No crepúsculo dos ídolos tudo o que é profano se torna santo. A idolatria reina como a máxima absoluta dentro de um vazio impreenchível. As pessoas não percebem, mas toda ideologia é fadada ao fracasso. Idolatria é o prazer momentâneo ou o caminho rumo ao nada. A veneração é um culto onde a razão é negada na sua própria expressão – em outras palavras; vaidade. 

Idolatria é um caminho de morte, de anulação, de limitação, de ignorância, de vicio por prazer, de interesse próprio, de medo, de profanação e fatuidade. Seja consciente ou inconsciente, toda ideologia está condicionada ao fracasso. Nunca nenhum conceito solucionou os problemas do mundo – muito pelo o contrário. 

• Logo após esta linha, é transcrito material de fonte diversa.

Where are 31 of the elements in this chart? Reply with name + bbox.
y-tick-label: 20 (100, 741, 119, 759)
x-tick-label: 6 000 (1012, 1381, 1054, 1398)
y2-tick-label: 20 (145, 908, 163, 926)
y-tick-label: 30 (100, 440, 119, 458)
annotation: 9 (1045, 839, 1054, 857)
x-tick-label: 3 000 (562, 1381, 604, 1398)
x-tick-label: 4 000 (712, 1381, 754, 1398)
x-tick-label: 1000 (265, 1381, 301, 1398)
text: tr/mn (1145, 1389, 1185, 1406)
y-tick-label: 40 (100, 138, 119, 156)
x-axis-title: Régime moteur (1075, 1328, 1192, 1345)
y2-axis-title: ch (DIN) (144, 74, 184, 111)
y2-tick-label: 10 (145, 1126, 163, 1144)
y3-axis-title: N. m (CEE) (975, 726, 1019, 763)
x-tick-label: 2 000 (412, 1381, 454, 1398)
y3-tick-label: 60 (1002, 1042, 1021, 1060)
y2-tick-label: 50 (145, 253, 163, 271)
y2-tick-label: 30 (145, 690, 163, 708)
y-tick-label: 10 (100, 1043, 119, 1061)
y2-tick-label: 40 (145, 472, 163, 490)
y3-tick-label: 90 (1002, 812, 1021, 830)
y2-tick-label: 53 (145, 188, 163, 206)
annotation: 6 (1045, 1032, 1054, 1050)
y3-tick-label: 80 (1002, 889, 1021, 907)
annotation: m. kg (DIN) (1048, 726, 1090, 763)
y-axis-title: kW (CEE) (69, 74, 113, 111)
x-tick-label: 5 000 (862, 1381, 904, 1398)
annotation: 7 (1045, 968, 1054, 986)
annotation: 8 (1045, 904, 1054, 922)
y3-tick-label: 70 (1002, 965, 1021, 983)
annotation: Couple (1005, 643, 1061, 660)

As coisas materiais e abstratas são neutras em si mesmas, não possuem nenhum tipo de força positiva ou negativa. Os ídolos estão dentro da mente humana, a inclinação para o mal é que rege este desejo. Tudo aquilo que controla e escraviza a pessoa é idolatria. O homem é o único ser em toda a natureza que possui a capacidade de pensar e se tornar escravo dos seus próprios conceitos. 

Praticar idolatria é negar o próprio caráter, é se amordaçar na religião, na política, nas drogas, no sexo, no dinheiro, no poder, na filosofia ou qualquer coisas semelhante a estas (utopia). Idolatria nada mais é que alucinação, imaginação, fantasia, ilusão e engano. A coisa é tão critica que o idolatra sempre tem o orgulho de manifestar a sua paixão por aquilo que o domina – é um tipo de síndrome de Estocolmo. 

Animais e plantas ou qualquer tipo de ser vivente não praticam idolatria, mas tão somente o ser humano. Idolatria é uma doença que acomete a mente humana e o escraviza em forma de vicio. É uma espécie de vírus que deprava e condiciona o homem a insignificância da imundícia. Centenas de milhares de pessoas em toda historia da humanidade foram contaminadas pela a sua própria mente, se tornaram escravas das suas próprias apreciações e concepções errôneas a respeito da realidade. Entretanto, houve muitos que conseguiram de alguma forma dominar este mal. Idolatria é uma moléstia, um tipo de inclinação para a loucura ou anulação da própria consciência. 

Não seja e não permita ser escravo de nada – seja senhor da sua própria consciência.